Despite the pervasive power of Globalism, American musical taste remains largely isolationist, especially when it comes to the rich traditions of Latin America. With a few notable exceptions over the past decade (e.g., Shakira, the Buena Vista Social Club, Manu Chao, or Bebel Gilberto), our neighbors in the Central and Southern stretches of the American Continent remain largely absent from airwaves of North America. Oftentimes, these musicians will reinvent themselves as English language artists to increase their appeal to the U.S. (and possibly European) markets. The U.S. exports a great deal of its musical talent all over the world, but, when it comes to importing, we seem to place a heavy language tariff on “foreign acts.” It’s a darn shame. Of all art forms, music should be one where language shouldn’t be a barrier to entrance by other folks.
All this is prologue to introduce one of my favorite discoveries of the past couple of weeks: Bomba Estéreo. Hailing from Colombia (northern portion of South America), Bomba Estéreo follow in a long-standing trend throughout Latin American musical culture that blends traditional or local musical forms with a modern production and accoutrements. Specifically, BE’s sound is rooted in “Cumbia” mixed (and/or mashed) with modern dance and electronic elements and even hints of Reggaeton, the Caribbean dance-hall craze. The “Cumbia” derives its origin from, as with most Latin American music, the blending of musical traditions of West-Africa, Spain, and the Indigenous people of the American Continent. Although most widely identified with Colombia, the Cumbia exists in various forms across Central and South America and throughout the Caribbean. What distinguishes the Cumbia from other forms of Latin American music is its heavy and almost exclusive emphasis on percussion, specifically wooden drums that retain a deep, booming bass sound. If you listen to traditional Cumbia, it tends to have a trance-like ordered rhythmic structure (of course there always exceptions) unlike Cuban Salsa and Caribbean Afro-Beat that contain Jazz’s penchant for improvisation, dramatic-tempo shifts, and chaotic breakdowns. (As always, I acknowledge I am no musical expert but just an observer.) For the record, I love both, but I was also raised in community where these sounds were the daily rhythm.
In Bomba Estéreo’s music you will notice and hear many different shades of the modern Latin beat, from an intoxicating, undulating downtempo percussive rhythm to the frenetic up-beat electro-dance of club culture. Of all the tracks on BE’s Elegancia Tropical (trans: Tropical Elegance), “El Alma y el Cuerpo” (trans: The Soul and the Body) is the most arresting and memorable. It’s sultry, sensual rhythms evoke a reverie, wading one’s naked feet through the sands of el mar Caribe or the steamy, humid dance halls of the tropics. Whatever your association it’s a captivating track (and the perfect way to groove into the work week) so start here (or below) and watch glimpses of (what I believe) are shots of colonial Bogota and coastal Colombia.
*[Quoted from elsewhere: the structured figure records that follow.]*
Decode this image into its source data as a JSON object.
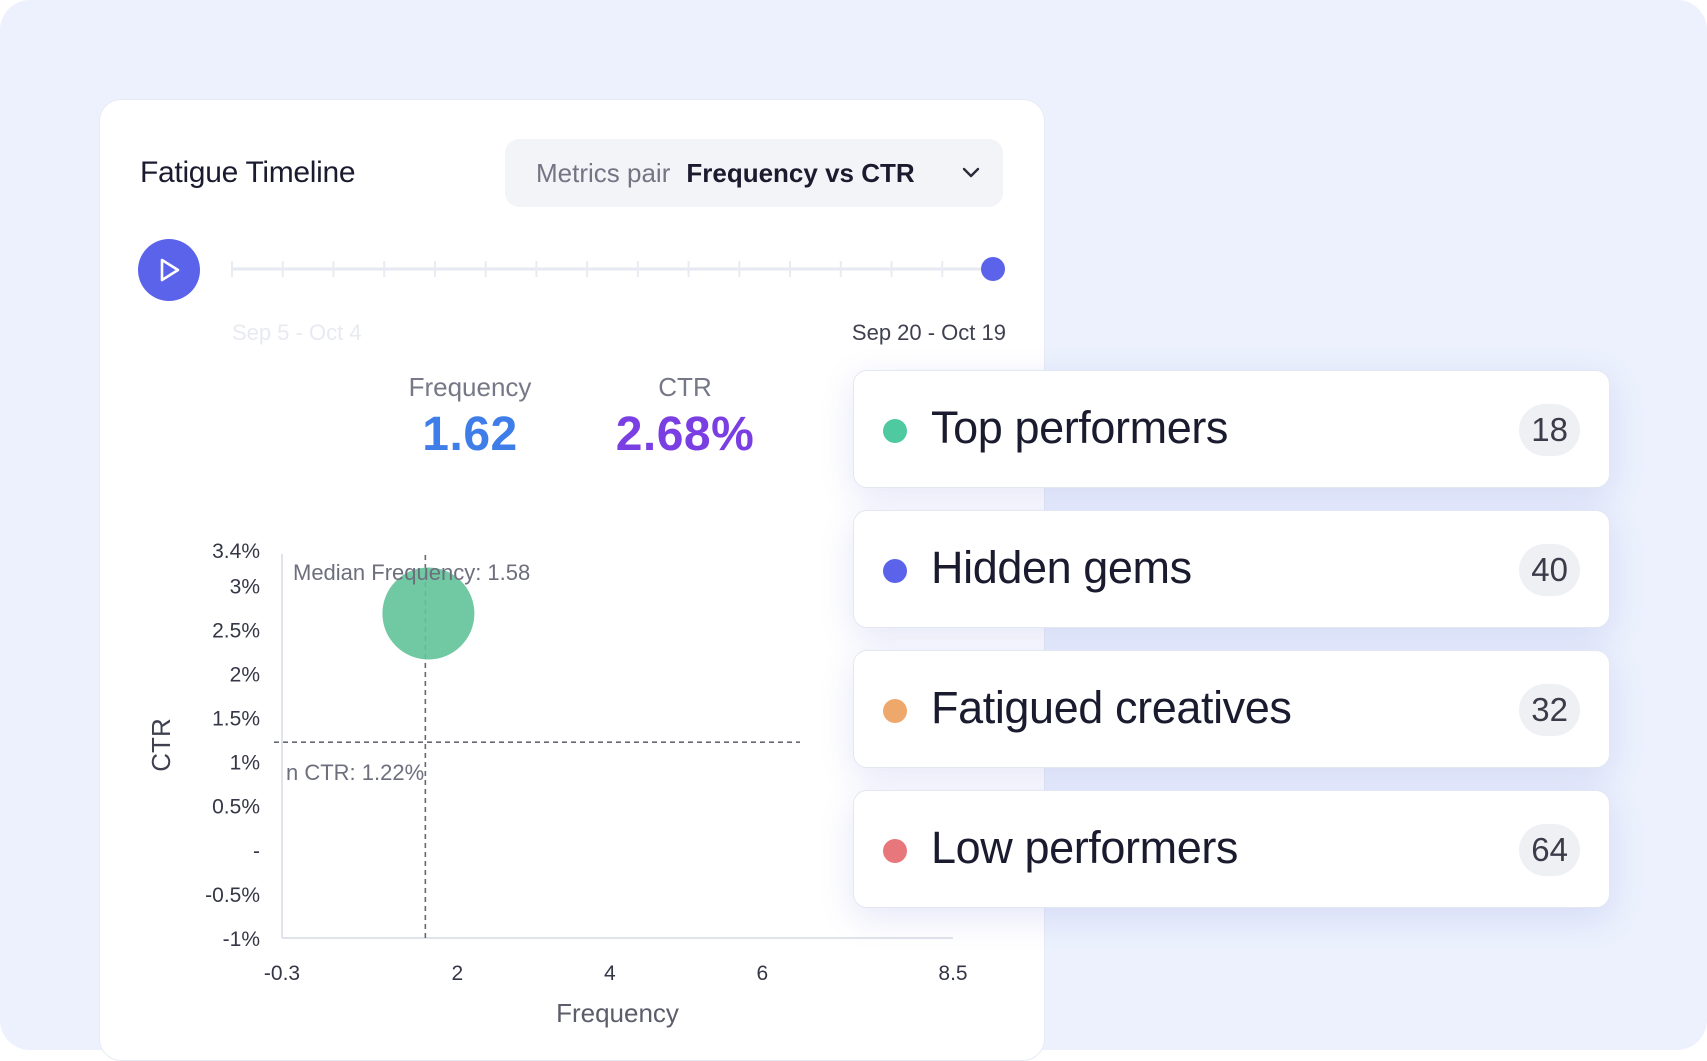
{
  "card": {
    "title": "Fatigue Timeline",
    "metrics_pair": {
      "label": "Metrics pair",
      "value": "Frequency vs CTR"
    }
  },
  "timeline": {
    "start_label": "Sep 5 - Oct 4",
    "end_label": "Sep 20 - Oct 19",
    "steps": 16,
    "current_step": 15
  },
  "stats": {
    "frequency": {
      "label": "Frequency",
      "value": "1.62"
    },
    "ctr": {
      "label": "CTR",
      "value": "2.68%"
    }
  },
  "colors": {
    "accent": "#5b63ea",
    "frequency_value": "#3f7de8",
    "ctr_value": "#7a3fe2",
    "bubble": "#62c39a",
    "top_performers": "#4fcaa0",
    "hidden_gems": "#5b63ea",
    "fatigued_creatives": "#efa86b",
    "low_performers": "#e8777b"
  },
  "chart_data": {
    "type": "scatter",
    "xlabel": "Frequency",
    "ylabel": "CTR",
    "xlim": [
      -0.3,
      8.5
    ],
    "ylim": [
      -1,
      3.4
    ],
    "x_ticks": [
      {
        "v": -0.3,
        "label": "-0.3"
      },
      {
        "v": 2,
        "label": "2"
      },
      {
        "v": 4,
        "label": "4"
      },
      {
        "v": 6,
        "label": "6"
      },
      {
        "v": 8.5,
        "label": "8.5"
      }
    ],
    "y_ticks": [
      {
        "v": 3.4,
        "label": "3.4%"
      },
      {
        "v": 3,
        "label": "3%"
      },
      {
        "v": 2.5,
        "label": "2.5%"
      },
      {
        "v": 2,
        "label": "2%"
      },
      {
        "v": 1.5,
        "label": "1.5%"
      },
      {
        "v": 1,
        "label": "1%"
      },
      {
        "v": 0.5,
        "label": "0.5%"
      },
      {
        "v": 0,
        "label": "-"
      },
      {
        "v": -0.5,
        "label": "-0.5%"
      },
      {
        "v": -1,
        "label": "-1%"
      }
    ],
    "points": [
      {
        "x": 1.62,
        "y": 2.68
      }
    ],
    "reference_lines": {
      "median_frequency": {
        "value": 1.58,
        "label": "Median Frequency: 1.58"
      },
      "median_ctr": {
        "value": 1.22,
        "label": "n CTR: 1.22%"
      }
    }
  },
  "segments": [
    {
      "name": "Top performers",
      "count": "18"
    },
    {
      "name": "Hidden gems",
      "count": "40"
    },
    {
      "name": "Fatigued creatives",
      "count": "32"
    },
    {
      "name": "Low performers",
      "count": "64"
    }
  ]
}
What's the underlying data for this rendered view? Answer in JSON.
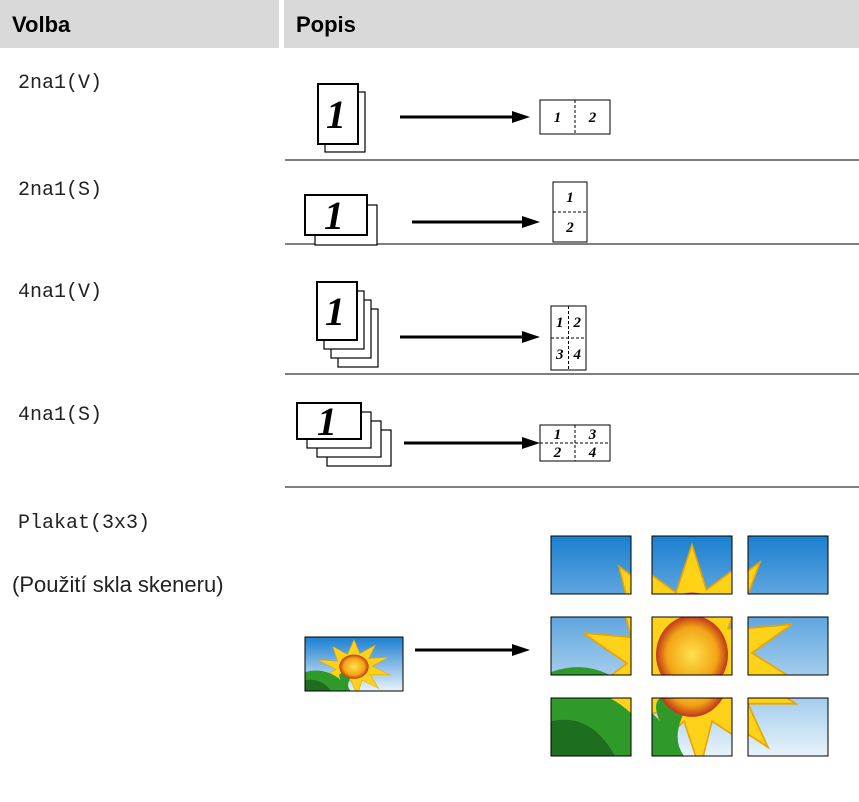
{
  "header": {
    "col1": "Volba",
    "col2": "Popis"
  },
  "rows": [
    {
      "option": "2na1(V)",
      "diagram": {
        "source": "1",
        "cells": [
          "1",
          "2"
        ]
      }
    },
    {
      "option": "2na1(S)",
      "diagram": {
        "source": "1",
        "cells": [
          "1",
          "2"
        ]
      }
    },
    {
      "option": "4na1(V)",
      "diagram": {
        "source": "1",
        "cells": [
          "1",
          "2",
          "3",
          "4"
        ]
      }
    },
    {
      "option": "4na1(S)",
      "diagram": {
        "source": "1",
        "cells": [
          "1",
          "2",
          "3",
          "4"
        ]
      }
    }
  ],
  "poster": {
    "option": "Plakat(3x3)",
    "note": "(Použití skla skeneru)"
  }
}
Good stuff right? If you enjoyed that, then you’ll enjoy additional musical excursions with these dance-inducing Colombians. I’ll admit I’m partial to the more under-stated slow-groove tracks, such as “Bosque“, “Bailar Conmigo“, and “Sintiendo“, which tend to contain more of the Cumbia rhythms matched with the subtle strains of the Ibiza dance culture, in other words more chill swaying than floor thumping club music. However, I do enjoy the Reggaeton infused “Rocas” and the aggressive raw dance of “Caribbean Power.” (And, I don’t care for Reggaeton as general rule.)
For more info on the band, visit their website.
Fun trivia: Shakira also hails from Colombia. And if you think that all she’s famous for is having honest hips, then you should definitely check out her stellar self-released Pies Descalzos.